Papakolea Strand

Klettern hinunter zum Strand erfordert ein gewisses Maß an Mobilität. Die Belohnung ist ein erfrischendes Bad nach einer langen Wanderung-wenn der Untergrund minimal ist.

Der grüne Sand ist am Boden des Tuffrings reichlich vorhanden.

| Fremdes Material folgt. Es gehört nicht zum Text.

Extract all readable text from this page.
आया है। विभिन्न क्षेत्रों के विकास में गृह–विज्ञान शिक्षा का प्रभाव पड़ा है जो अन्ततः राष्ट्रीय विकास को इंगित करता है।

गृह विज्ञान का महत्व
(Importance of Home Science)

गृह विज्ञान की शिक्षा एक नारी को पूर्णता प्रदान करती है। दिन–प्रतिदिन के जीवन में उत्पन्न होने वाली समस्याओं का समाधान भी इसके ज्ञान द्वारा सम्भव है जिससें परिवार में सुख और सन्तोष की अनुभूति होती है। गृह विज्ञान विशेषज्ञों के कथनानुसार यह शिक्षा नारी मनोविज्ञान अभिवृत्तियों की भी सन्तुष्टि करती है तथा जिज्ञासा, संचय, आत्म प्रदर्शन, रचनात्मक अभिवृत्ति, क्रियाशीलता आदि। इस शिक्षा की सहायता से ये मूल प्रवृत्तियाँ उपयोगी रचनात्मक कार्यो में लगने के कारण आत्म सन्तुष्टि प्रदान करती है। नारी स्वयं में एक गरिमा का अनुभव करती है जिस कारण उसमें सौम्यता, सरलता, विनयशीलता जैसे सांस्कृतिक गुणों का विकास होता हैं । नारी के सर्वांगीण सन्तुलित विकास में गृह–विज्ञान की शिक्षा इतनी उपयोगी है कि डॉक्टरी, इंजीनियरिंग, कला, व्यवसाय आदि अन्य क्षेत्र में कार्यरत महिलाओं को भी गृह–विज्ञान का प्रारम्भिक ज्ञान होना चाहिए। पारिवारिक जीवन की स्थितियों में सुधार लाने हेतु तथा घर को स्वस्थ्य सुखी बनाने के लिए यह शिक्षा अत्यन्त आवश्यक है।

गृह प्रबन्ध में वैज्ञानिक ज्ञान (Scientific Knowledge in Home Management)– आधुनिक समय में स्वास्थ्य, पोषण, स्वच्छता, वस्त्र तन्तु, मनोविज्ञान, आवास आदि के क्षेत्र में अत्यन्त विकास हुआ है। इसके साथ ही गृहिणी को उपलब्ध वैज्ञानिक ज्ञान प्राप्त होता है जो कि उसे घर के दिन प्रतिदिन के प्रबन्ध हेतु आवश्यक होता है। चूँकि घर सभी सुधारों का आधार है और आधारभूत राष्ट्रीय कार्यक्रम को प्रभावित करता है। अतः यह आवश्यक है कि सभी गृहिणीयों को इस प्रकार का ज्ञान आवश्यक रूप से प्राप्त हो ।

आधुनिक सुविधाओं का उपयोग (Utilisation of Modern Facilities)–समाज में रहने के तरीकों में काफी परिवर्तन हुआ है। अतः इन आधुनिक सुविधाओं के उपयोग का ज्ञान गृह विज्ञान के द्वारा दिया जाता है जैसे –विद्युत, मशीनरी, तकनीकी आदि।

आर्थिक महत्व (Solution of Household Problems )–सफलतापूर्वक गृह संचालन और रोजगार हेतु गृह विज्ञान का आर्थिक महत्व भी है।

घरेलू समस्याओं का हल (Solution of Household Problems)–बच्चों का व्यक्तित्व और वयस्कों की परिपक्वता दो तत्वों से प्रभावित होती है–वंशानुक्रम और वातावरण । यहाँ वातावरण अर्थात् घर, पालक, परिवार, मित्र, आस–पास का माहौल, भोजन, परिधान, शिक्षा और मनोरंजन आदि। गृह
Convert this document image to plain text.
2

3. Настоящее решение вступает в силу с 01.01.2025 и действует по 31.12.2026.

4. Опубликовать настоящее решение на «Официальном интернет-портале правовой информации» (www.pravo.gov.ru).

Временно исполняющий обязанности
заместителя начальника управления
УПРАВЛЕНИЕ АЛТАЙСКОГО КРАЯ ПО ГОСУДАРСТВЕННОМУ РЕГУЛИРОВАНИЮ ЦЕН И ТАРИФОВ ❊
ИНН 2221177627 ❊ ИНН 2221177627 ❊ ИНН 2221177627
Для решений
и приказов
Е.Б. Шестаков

Papakōlea Beach liegt in einer Bucht, die halb von Pu’u Mahana umkreist wird, einem Tuffring, der vor über 49.000 Jahren gebildet wurde und mit dem südwestlichen Riss von Mauna Loa verbunden ist., Im Gegensatz zu Schlackenkegeln bestehen Tuffringe hauptsächlich aus Vulkanasche, die durch heftige Wechselwirkungen von Magma mit Grundwasser erzeugt wird (Diamond Head auf der Insel Oahu ist ein weiteres Beispiel für einen Tuffring). Seit seinem letzten Ausbruch ist der Tuffring teilweise zusammengebrochen und teilweise vom Ozean erodiert. Der Strand ist manchmal nach dem Tuffring und manchmal nach dem Landgebiet Papakōlea benannt, das von Papa kōlea stammt, was in der hawaiianischen Sprache Pflugflächen bedeutet. Papakōlea ist das Gebiet in der Nähe des Kraters, in dem manchmal im Winter pazifische Goldpfeifer (Pluvialis fulva) zu sehen sind.,

Das fragmentierte vulkanische Material (Pyroklastik) des Tuffrings enthält Olivin, ein Silikatmineral, das Eisen und Magnesium enthält, das auch als Peridot bezeichnet wird und Edelsteinqualität hat. Olivin ist ein gewöhnlicher mineralischer Bestandteil von Lava und einer der ersten Kristalle, die sich beim Abkühlen von Magma bilden. Olivin ist lokal als „hawaiianischer Diamant“ bekannt und findet sich insbesondere in O ‚ Ahus berühmtem Diamond Head Landmark. Die Quelle der grünen Färbung des Strandsandes ist auf die Olivinkristalle zurückzuführen (deren grüne Farbe auf Eisen zurückzuführen ist), die durch die Einwirkung des Meeres aus der erodierenden Landzunge gewonnen werden., Olivin, das dichter ist als die umschließende Aschematrix, neigt dazu, sich am Strand anzusammeln, während der weniger dichte vulkanische Sand ins Meer gefegt wird. Anderswo auf der Großen Insel ist Olivin eher in Lavastein als in Vulkanasche eingeschlossen, so dass das Olivin nicht leicht von dem umschließenden Gestein befreit werden kann und dazu neigt, sich zu verwittern, anstatt sich als Strandsand anzusammeln und zu konzentrieren.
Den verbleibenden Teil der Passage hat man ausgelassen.